Isidor Jean-Pierre was giving us a walking tour of the city. He is the World Concern Regional Coordinator in Pignon, central Haiti and earlier this week was our first visit to the office there.
We passed the city’s plaza, which has a small stage and sitting area, where Isidor explained they sometimes have concerts. “Visiting church groups from other places in Haiti have played there before,” he said.
Soon we stopped at a brightly painted concrete building. Here Isidor introduced us to Emilienne, a 35-year-old mother of four, who runs a business selling a variety of products like beverages, ketchup, and some food staples like beans. “Rice and soap are the most popular,” she said, pointing to the boxes of soap sitting at the front of her shop to attract customers.
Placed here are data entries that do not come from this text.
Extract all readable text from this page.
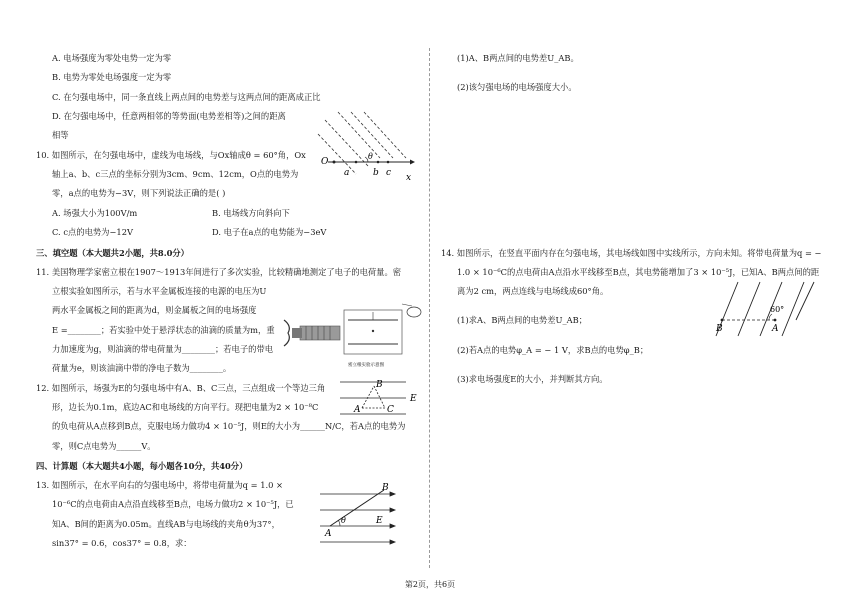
A. 电场强度为零处电势一定为零
B. 电势为零处电场强度一定为零
C. 在匀强电场中，同一条直线上两点间的电势差与这两点间的距离成正比
D. 在匀强电场中，任意两相邻的等势面(电势差相等)之间的距离
相等
10. 如图所示，在匀强电场中，虚线为电场线，与Ox轴成θ = 60°角，Ox
轴上a、b、c三点的坐标分别为3cm、9cm、12cm，O点的电势为
零，a点的电势为−3V，则下列说法正确的是( )
A. 场强大小为100V/m	B. 电场线方向斜向下
C. c点的电势为−12V	D. 电子在a点的电势能为−3eV
O
a	b c x
θ
三、填空题（本大题共2小题，共8.0分）
11. 美国物理学家密立根在1907～1913年间进行了多次实验，比较精确地测定了电子的电荷量。密
立根实验如图所示，若与水平金属板连接的电源的电压为U
两水平金属板之间的距离为d，则金属板之间的电场强度
E =________；若实验中处于悬浮状态的油滴的质量为m，重
力加速度为g，则油滴的带电荷量为________；若电子的带电
荷量为e，则该油滴中带的净电子数为________。	密立根实验示意图
12. 如图所示，场强为E的匀强电场中有A、B、C三点，三点组成一个等边三角
形，边长为0.1m，底边AC和电场线的方向平行。现把电量为2 × 10⁻⁸C
的负电荷从A点移到B点，克服电场力做功4 × 10⁻⁵J，则E的大小为______N/C，若A点的电势为
零，则C点电势为______V。
A
B
C
E
四、计算题（本大题共4小题，每小题各10分，共40分）
13. 如图所示，在水平向右的匀强电场中，将带电荷量为q = 1.0 ×
10⁻⁶C的点电荷由A点沿直线移至B点，电场力做功2 × 10⁻⁵J，已
知A、B间的距离为0.05m。直线AB与电场线的夹角θ为37°，
sin37° = 0.6，cos37° = 0.8，求：
A
B
θ	E
(1)A、B两点间的电势差U_AB。
(2)该匀强电场的电场强度大小。
14. 如图所示，在竖直平面内存在匀强电场，其电场线如图中实线所示，方向未知。将带电荷量为q = −
1.0 × 10⁻⁶C的点电荷由A点沿水平线移至B点，其电势能增加了3 × 10⁻⁵J，已知A、B两点间的距
离为2 cm，两点连线与电场线成60°角。
(1)求A、B两点间的电势差U_AB；
(2)若A点的电势φ_A = − 1 V，求B点的电势φ_B；
(3)求电场强度E的大小，并判断其方向。
B	A
60°
第2页，共6页
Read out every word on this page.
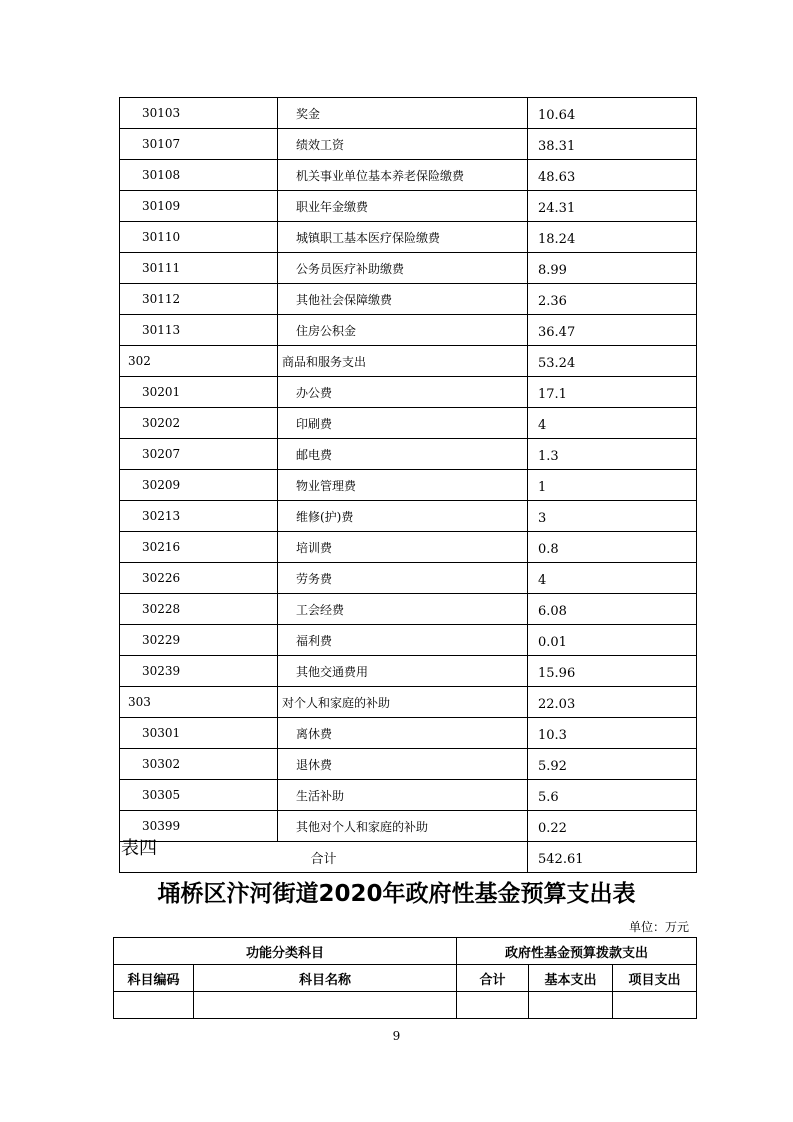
30103	奖金	10.64
30107	绩效工资	38.31
30108	机关事业单位基本养老保险缴费	48.63
30109	职业年金缴费	24.31
30110	城镇职工基本医疗保险缴费	18.24
30111	公务员医疗补助缴费	8.99
30112	其他社会保障缴费	2.36
30113	住房公积金	36.47
302	商品和服务支出	53.24
30201	办公费	17.1
30202	印刷费	4
30207	邮电费	1.3
30209	物业管理费	1
30213	维修(护)费	3
30216	培训费	0.8
30226	劳务费	4
30228	工会经费	6.08
30229	福利费	0.01
30239	其他交通费用	15.96
303	对个人和家庭的补助	22.03
30301	离休费	10.3
30302	退休费	5.92
30305	生活补助	5.6
30399	其他对个人和家庭的补助	0.22
合计		542.61
表四
埇桥区汴河街道2020年政府性基金预算支出表
单位：万元
功能分类科目		政府性基金预算拨款支出		
科目编码	科目名称	合计	基本支出	项目支出

9
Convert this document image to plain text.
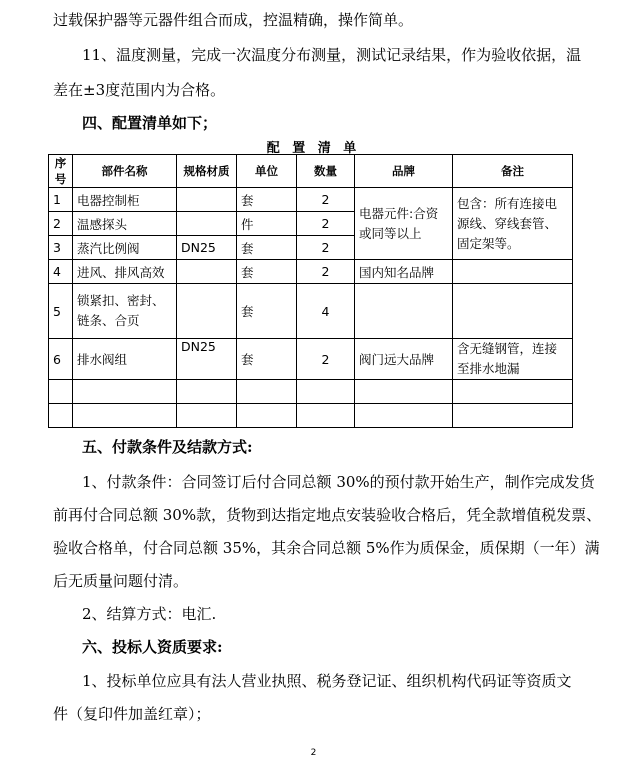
过载保护器等元器件组合而成，控温精确，操作简单。
11、温度测量，完成一次温度分布测量，测试记录结果，作为验收依据，温
差在±3度范围内为合格。
四、配置清单如下；
配 置 清 单
序号	部件名称	规格材质	单位	数量	品牌	备注
1	电器控制柜		套	2	电器元件:合资或同等以上	包含：所有连接电源线、穿线套管、固定架等。
2	温感探头		件	2		
3	蒸汽比例阀	DN25	套	2		
4	进风、排风高效		套	2	国内知名品牌	
5	锁紧扣、密封、链条、合页		套	4		
6	排水阀组	DN25	套	2	阀门远大品牌	含无缝钢管，连接至排水地漏

五、付款条件及结款方式:
1、付款条件：合同签订后付合同总额 30%的预付款开始生产，制作完成发货
前再付合同总额 30%款，货物到达指定地点安装验收合格后，凭全款增值税发票、
验收合格单，付合同总额 35%，其余合同总额 5%作为质保金，质保期（一年）满
后无质量问题付清。
2、结算方式：电汇.
六、投标人资质要求:
1、投标单位应具有法人营业执照、税务登记证、组织机构代码证等资质文
件（复印件加盖红章）；
2
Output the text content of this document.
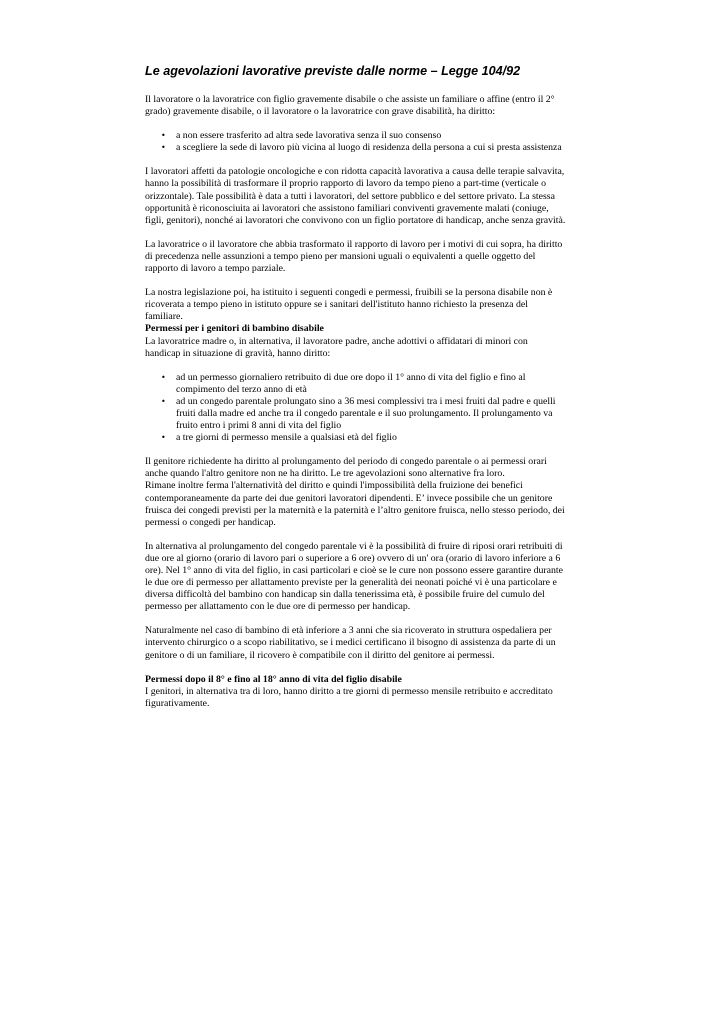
Le agevolazioni lavorative previste dalle norme – Legge 104/92

Il lavoratore o la lavoratrice con figlio gravemente disabile o che assiste un familiare o affine (entro il 2°
grado) gravemente disabile, o il lavoratore o la lavoratrice con grave disabilità, ha diritto:

• a non essere trasferito ad altra sede lavorativa senza il suo consenso
• a scegliere la sede di lavoro più vicina al luogo di residenza della persona a cui si presta assistenza

I lavoratori affetti da patologie oncologiche e con ridotta capacità lavorativa a causa delle terapie salvavita,
hanno la possibilità di trasformare il proprio rapporto di lavoro da tempo pieno a part-time (verticale o
orizzontale). Tale possibilità è data a tutti i lavoratori, del settore pubblico e del settore privato. La stessa
opportunità è riconosciuita ai lavoratori che assistono familiari conviventi gravemente malati (coniuge,
figli, genitori), nonché ai lavoratori che convivono con un figlio portatore di handicap, anche senza gravità.

La lavoratrice o il lavoratore che abbia trasformato il rapporto di lavoro per i motivi di cui sopra, ha diritto
di precedenza nelle assunzioni a tempo pieno per mansioni uguali o equivalenti a quelle oggetto del
rapporto di lavoro a tempo parziale.

La nostra legislazione poi, ha istituito i seguenti congedi e permessi, fruibili se la persona disabile non è
ricoverata a tempo pieno in istituto oppure se i sanitari dell'istituto hanno richiesto la presenza del
familiare.

Permessi per i genitori di bambino disabile
La lavoratrice madre o, in alternativa, il lavoratore padre, anche adottivi o affidatari di minori con
handicap in situazione di gravità, hanno diritto:

• ad un permesso giornaliero retribuito di due ore dopo il 1° anno di vita del figlio e fino al
compimento del terzo anno di età
• ad un congedo parentale prolungato sino a 36 mesi complessivi tra i mesi fruiti dal padre e quelli
fruiti dalla madre ed anche tra il congedo parentale e il suo prolungamento. Il prolungamento va
fruito entro i primi 8 anni di vita del figlio
• a tre giorni di permesso mensile a qualsiasi età del figlio

Il genitore richiedente ha diritto al prolungamento del periodo di congedo parentale o ai permessi orari
anche quando l'altro genitore non ne ha diritto. Le tre agevolazioni sono alternative fra loro.
Rimane inoltre ferma l'alternatività del diritto e quindi l'impossibilità della fruizione dei benefici
contemporaneamente da parte dei due genitori lavoratori dipendenti. E’ invece possibile che un genitore
fruisca dei congedi previsti per la maternità e la paternità e l’altro genitore fruisca, nello stesso periodo, dei
permessi o congedi per handicap.

In alternativa al prolungamento del congedo parentale vi è la possibilità di fruire di riposi orari retribuiti di
due ore al giorno (orario di lavoro pari o superiore a 6 ore) ovvero di un' ora (orario di lavoro inferiore a 6
ore). Nel 1° anno di vita del figlio, in casi particolari e cioè se le cure non possono essere garantire durante
le due ore di permesso per allattamento previste per la generalità dei neonati poiché vi è una particolare e
diversa difficoltà del bambino con handicap sin dalla tenerissima età, è possibile fruire del cumulo del
permesso per allattamento con le due ore di permesso per handicap.

Naturalmente nel caso di bambino di età inferiore a 3 anni che sia ricoverato in struttura ospedaliera per
intervento chirurgico o a scopo riabilitativo, se i medici certificano il bisogno di assistenza da parte di un
genitore o di un familiare, il ricovero è compatibile con il diritto del genitore ai permessi.

Permessi dopo il 8° e fino al 18° anno di vita del figlio disabile
I genitori, in alternativa tra di loro, hanno diritto a tre giorni di permesso mensile retribuito e accreditato
figurativamente.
Since 1998 World Concern has been serving small business owners in Pignon by providing loans and training. The loans, taken individually or as a group, give people access to much needed capital to purchase products or other inputs and grow their business.
Emilienne received her first individual loan from World Concern in 2011 and is now on her second. Although she has had this business for some time, the loans have allowed her to purchase different products and expand her stock.
“I buy the products in Hinche and Port-au-Prince mostly and a truck brings them here,” Emilienne explained.
Her shop is not the only one like it in Pignon. There are many other shops or stands—some smaller, some bigger—selling similar products. One of the challenges small business owners in Haiti like Emilienne face is how to stand out from the rest. So I asked her how she competes.
“There is a shop over there,” she said, pointing. “Some of my products are 10 gourdes cheaper.” She answered quickly and confidently. This was a woman who knew what she was doing.
Around midday we went back to the two room office where the four World Concern staff in Pignon work, and drank Cokes with Isidor. I was thankful for a break from the heat.
Martha asked Isidor why so many of the microcredit clients in Pignon are women. “If you lend money to the women, you know she will invest it in her own household,” he said.
His answer was profound yet not foreign. It is one we have heard from a number of our colleagues around the country. Empowering women often impacts not only the woman but also her family and community.
The World Bank published a series of studies, including “Engendering Development” and “Gender Equality as Smart Economics,” where they show that women and girls reinvest an average of 90 percent of their income in their families, compared to a 30 to 40 percent reinvestment rate for men. With a simple loan and basic business training, women like Emilienne are given the resources needed to succeed.
I need you to step inside Emilienne’s cultural context for a moment. When I say succeed, don’t picture her buying a large house or a new car. By succeed, I mean that she has consistent income and thus is able to continually provide food, clothing, shelter, and education to her immediate family and maybe even others around her. Definitely something to congratulate her for.